Già dal trailer, dai teaser e da tutti i materiali della promozione si possono vedere alcune cose, le cose che hanno il sapore del cinema di genere e le cose che vengono direttamente dal mondo e dalla cultura web e della serialità web. Come avete lavorato su tutte le citazioni The Jackal che sono presenti nel film, sto pensando alla friggitoria Deux Frittures dove lavora Ciro?
Rio: Inizialmente volevamo evitarle a tutti i costi, pensavamo potessero depotenziare l’universo narrativo del film. Ma in realtà le citazioni inserite sono degli inside joke per i fan che non disturbano lo spettatore del film, o almeno si spera.
Sani: Sarò sincero, non essendo mai stato quotidianamente parte integrante della The Jackal, non conoscevo quanta presa i ragazzi avessero sul loro pubblico. Per questo, inizialmente ho cercato di convincere Francesco che AFMV potesse essere un’occasione unica per creare un nuovo universo di riferimento che avrebbe abbracciato da un lato i fan più accaniti e dall’altro i nuovi arrivati, per così dire, il nuovo pubblico. Tuttavia, dopo aver vissuto a Napoli e aver vissuto Napoli, ho capito che in città la The Jackal è una vera e propria istituzione. La sera, quando andavamo a discutere di quanto scritto durante la giornata, era fondamentale trovare un luogo il più riparato possibile, altrimenti Ciro e gli altri sarebbero stati presi in ostaggio dai fan per foto o strette di mano. Incredibile. Sono stati quei momenti a farmi capire che una strizzata d’occhio alla fan base dei ragazzi fosse importante. Tuttavia, credo che le citazioni inserite nel film rimangano tali. Nessuna è troppo invasiva, nessuna definisce una scelta di un personaggio o fa andare la storia in una precisa direzione.
Pochi giorni fa è apparso nel web un file piratato del film, la risposta dei the jackal è stata molto precisa, “questa cosa ci fa male”, cosa pensate della pirateria e quali sono state le vostre reazioni alla scoperta di questo file nel web?
Sani: Spoiler: è tutto finto. Il loro annuncio, il film piratato, è tutta una presa in giro. Mi spiego: AFMV -quello vero- verrà di certo reso disponibile per chiunque lo voglia vedere in streaming. E anche molto rapidamente. Succederà, succede a tutti e noi non faremo differenza. Mi dispiace per chi lo vedrà così, perché il film merita la visione in sala, anche soltanto per il lavoro che è stato fatto in post-produzione e con l’audio (musiche comprese). Tornando alla domanda, abbiamo pensato di poter fare qualcosa in merito: nel film caricato online, infatti, trovate Ciro che elenca tutte le persone che hanno partecipato alla lavorazione. Tutte. Le elenca TUTTE per 90 minuti. Ora, nessuno di noi ha la pretesa di sconfiggere un fenomeno -per me- inarrestabile, ma se anche soltanto un centinaio di persone si renderanno conto di quanta gente serva per mettere in piedi un film… be’, ci sarà da festeggiare.

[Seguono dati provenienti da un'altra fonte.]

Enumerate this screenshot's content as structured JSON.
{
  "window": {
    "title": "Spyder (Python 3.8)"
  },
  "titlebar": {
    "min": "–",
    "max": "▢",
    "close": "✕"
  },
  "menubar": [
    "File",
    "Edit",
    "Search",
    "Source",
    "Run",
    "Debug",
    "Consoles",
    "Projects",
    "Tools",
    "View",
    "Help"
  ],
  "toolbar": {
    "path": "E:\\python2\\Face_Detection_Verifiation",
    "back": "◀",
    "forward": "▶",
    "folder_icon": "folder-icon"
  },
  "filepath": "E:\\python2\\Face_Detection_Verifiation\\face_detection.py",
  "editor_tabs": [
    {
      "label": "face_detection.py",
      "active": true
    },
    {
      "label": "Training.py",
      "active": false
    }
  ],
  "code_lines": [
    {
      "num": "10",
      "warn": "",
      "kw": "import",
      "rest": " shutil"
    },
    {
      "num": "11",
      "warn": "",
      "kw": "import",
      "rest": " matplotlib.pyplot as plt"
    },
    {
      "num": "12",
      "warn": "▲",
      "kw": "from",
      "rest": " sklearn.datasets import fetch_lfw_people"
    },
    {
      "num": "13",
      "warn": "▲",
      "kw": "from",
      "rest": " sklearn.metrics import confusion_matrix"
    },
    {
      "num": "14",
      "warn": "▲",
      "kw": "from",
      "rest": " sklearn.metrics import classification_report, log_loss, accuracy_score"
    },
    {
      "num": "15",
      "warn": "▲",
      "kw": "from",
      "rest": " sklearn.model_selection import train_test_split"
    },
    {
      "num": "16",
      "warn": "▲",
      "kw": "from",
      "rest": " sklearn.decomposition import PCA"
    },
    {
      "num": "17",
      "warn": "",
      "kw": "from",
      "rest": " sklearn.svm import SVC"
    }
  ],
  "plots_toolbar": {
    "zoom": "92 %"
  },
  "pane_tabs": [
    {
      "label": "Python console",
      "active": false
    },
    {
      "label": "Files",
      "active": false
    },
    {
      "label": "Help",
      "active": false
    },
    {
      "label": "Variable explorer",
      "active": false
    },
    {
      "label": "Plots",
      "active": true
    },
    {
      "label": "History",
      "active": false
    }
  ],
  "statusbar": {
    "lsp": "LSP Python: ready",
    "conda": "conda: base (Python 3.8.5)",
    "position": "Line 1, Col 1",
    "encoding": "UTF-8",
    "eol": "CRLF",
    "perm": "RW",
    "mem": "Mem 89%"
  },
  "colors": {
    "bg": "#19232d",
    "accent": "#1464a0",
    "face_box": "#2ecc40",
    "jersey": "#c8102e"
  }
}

Rio: Il file è un fake caricato in rete proprio dai The Jackal per trollare chi prova a guardarlo piratato; un’ora e mezza in cui Ciro e Fabio leggono tutti i credits del film, così da rendere chiaro quanto duro lavoro c’è dietro ed è giusto che venga riconosciuto e supportato permettendo di monetizzare quell’investimento di risorse, tempo ed energie. Da autore penso che la pirateria sia un’appropriazione indebita. Detto questo, alcune piattaforme di streaming illegale fanno talvolta un lavoro di promozione e distribuzione migliore di chi ne detiene i diritti e in alcuni casi un contenuto risulta del tutto irreperibile se non piratato. Sono certo che sistemando piattaforme, tempi e prezzi di distribuzione, gran parte del pubblico preferirà pagare per vedere i contenuti che ama nel migliore dei modi, come dimostra il successo di realtà come Netflix.
La Festa del cinema di Roma negli ultimi anni sta diventando sempre più importante nel panorama italiano e non solo, cosa vi aspettate di più dalla partecipazione a un festival?
Sani: È una vetrina meravigliosa. Un onore esserci, un onore percorrere il red carpet e partecipare alla prima in sala. Il pubblico si è divertito, i ragazzi hanno ricevuto la giusta considerazione e per tutti noi è stato un momento importante e gratificante. Spero di poter tornare al festival con un altro film, in futuro. Magari già il prossimo anno, con Ride. Come? Non conoscete Ride?
Rio: Più intimità tra il pubblico e chi i film li realizza. E un Blu Carpet! Quel rosso non lo posso proprio vedere. Nel senso che sono daltonico. (Non è vero, sono solo molto stupido.)